Улица была пуста. Вход в их квартиру был с парадного, и никто не видел встречи. Долго они сидели рядышком на диване, а когда Маруся выплакалась, Алексей рассказал ей все о себе, ничего не утаивая.

Сокрушенно вздыхая, Маруся решила:

– Не судьба нам, Алешенька, не судьба. Живи один, я навещать буду. А Лизку не тронь. Хватит, она со своим мужиком настрадалась, недавно только таскать перестали. Не надо мутить ей душу, а, Алеша? Не надо.

На том и порешили.

XV

Выходя из кабинета, Адам слышал, как она назвала профессора просто по имени: «Николай!» Значит, хорошо знала его.

Адам стоял и смотрел в освещенное окно кабинета. Туда на свет летели бабочки, и он поймал себя на нелепой мысли: ему захотелось стать крохотной легкой бабочкой.

По дорожке мимо Адама пробежала медсестра. Узнав его, она остановилась:

– Вы не видали, Николай Артемович не уходил?

– Он у себя в кабинете, – ответил ей с непонятным самому злорадством Адам.

Скоро на крыльцо вышли Николай Артемович и Лиза.

– Ты не уходи, пожалуйста, не уходи, – громко говорил Николай Артемович. – Не хотела подождать в кабинете – посиди на скамейке, вот тут. Я сейчас! Я ведь одну минутку.

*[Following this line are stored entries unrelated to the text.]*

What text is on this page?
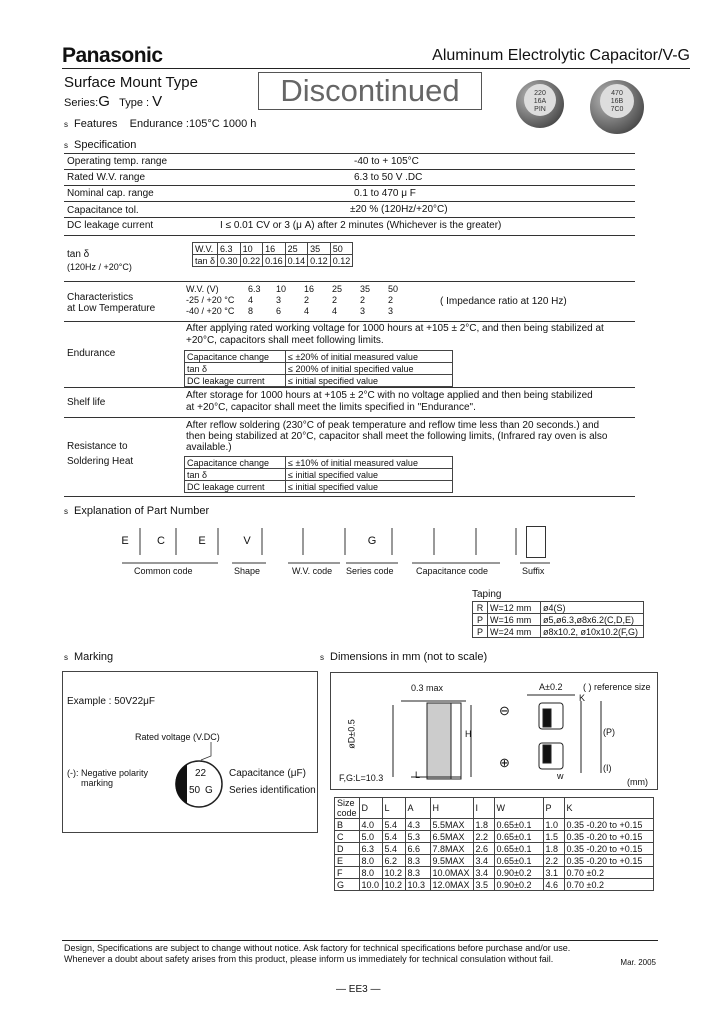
Panasonic	Aluminum Electrolytic Capacitor/V-G
Surface Mount Type
Series:G Type : V	Discontinued	220
16A
PIN
470
16B
7C0
s Features Endurance :105°C 1000 h
s Specification
Operating temp. range	-40 to + 105°C
Rated W.V. range	6.3 to 50 V .DC
Nominal cap. range	0.1 to 470 μ F
Capacitance tol.	±20 % (120Hz/+20°C)
DC leakage current	I ≤ 0.01 CV or 3 (μ A) after 2 minutes (Whichever is the greater)
tan δ
(120Hz / +20°C)
W.V.	6.3	10	16	25	35	50
tan δ	0.30	0.22	0.16	0.14	0.12	0.12
Characteristics
at Low Temperature
W.V. (V)	6.3	10	16	25	35	50
-25 / +20 °C	4	3	2	2	2	2
-40 / +20 °C	8	6	4	4	3	3
( Impedance ratio at 120 Hz)
Endurance
After applying rated working voltage for 1000 hours at +105 ± 2°C, and then being stabilized at
+20°C, capacitors shall meet following limits.
Capacitance change	≤ ±20% of initial measured value
tan δ	≤ 200% of initial specified value
DC leakage current	≤ initial specified value
Shelf life
After storage for 1000 hours at +105 ± 2°C with no voltage applied and then being stabilized
at +20°C, capacitor shall meet the limits specified in "Endurance".
Resistance to
Soldering Heat
After reflow soldering (230°C of peak temperature and reflow time less than 20 seconds.) and
then being stabilized at 20°C, capacitor shall meet the following limits, (Infrared ray oven is also
available.)
Capacitance change	≤ ±10% of initial measured value
tan δ	≤ initial specified value
DC leakage current	≤ initial specified value
s Explanation of Part Number
E	C	E	V	G
Common code	Shape	W.V. code Series code Capacitance code	Suffix
Taping
R	W=12 mm	ø4(S)
P	W=16 mm	ø5,ø6.3,ø8x6.2(C,D,E)
P	W=24 mm	ø8x10.2, ø10x10.2(F,G)
s Marking
Example : 50V22μF
Rated voltage (V.DC)
(-): Negative polarity
marking
22
50 G
Capacitance (μF)
Series identification
s Dimensions in mm (not to scale)
0.3 max	A±0.2 ( ) reference size
øD±0.5	H
L
F,G:L=10.3	w
K
(P)
(I)
⊖
⊕
(mm)
Size code	D	L	A	H	I	W	P	K
B	4.0	5.4	4.3	5.5MAX	1.8	0.65±0.1	1.0	0.35 -0.20 to +0.15
C	5.0	5.4	5.3	6.5MAX	2.2	0.65±0.1	1.5	0.35 -0.20 to +0.15
D	6.3	5.4	6.6	7.8MAX	2.6	0.65±0.1	1.8	0.35 -0.20 to +0.15
E	8.0	6.2	8.3	9.5MAX	3.4	0.65±0.1	2.2	0.35 -0.20 to +0.15
F	8.0	10.2	8.3	10.0MAX	3.4	0.90±0.2	3.1	0.70 ±0.2
G	10.0	10.2	10.3	12.0MAX	3.5	0.90±0.2	4.6	0.70 ±0.2
Design, Specifications are subject to change without notice. Ask factory for technical specifications before purchase and/or use.
Whenever a doubt about safety arises from this product, please inform us immediately for technical consulation without fail.	Mar. 2005
— EE3 —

Профессор ушел в соседний корпус. Лиза села на скамейку в кустах. Адам смотрел на нее и думал: «Сама судьба оставила нас один на один. Не хочет Маруся – так я сам ей все расскажу!» Задыхаясь, он стал кружить возле скамьи, где сидела Лиза. Круги его все уменьшались и уменьшались. Он уже намеревался выйти из-за последнего куста на свет, как в эту самую минуту промчался между деревьями Николай Артемович. Адам пошатнулся и вытер ладонью обильно струившийся по его лицу пот.

– Вот и я, а ты хотела уходить! Пойдем!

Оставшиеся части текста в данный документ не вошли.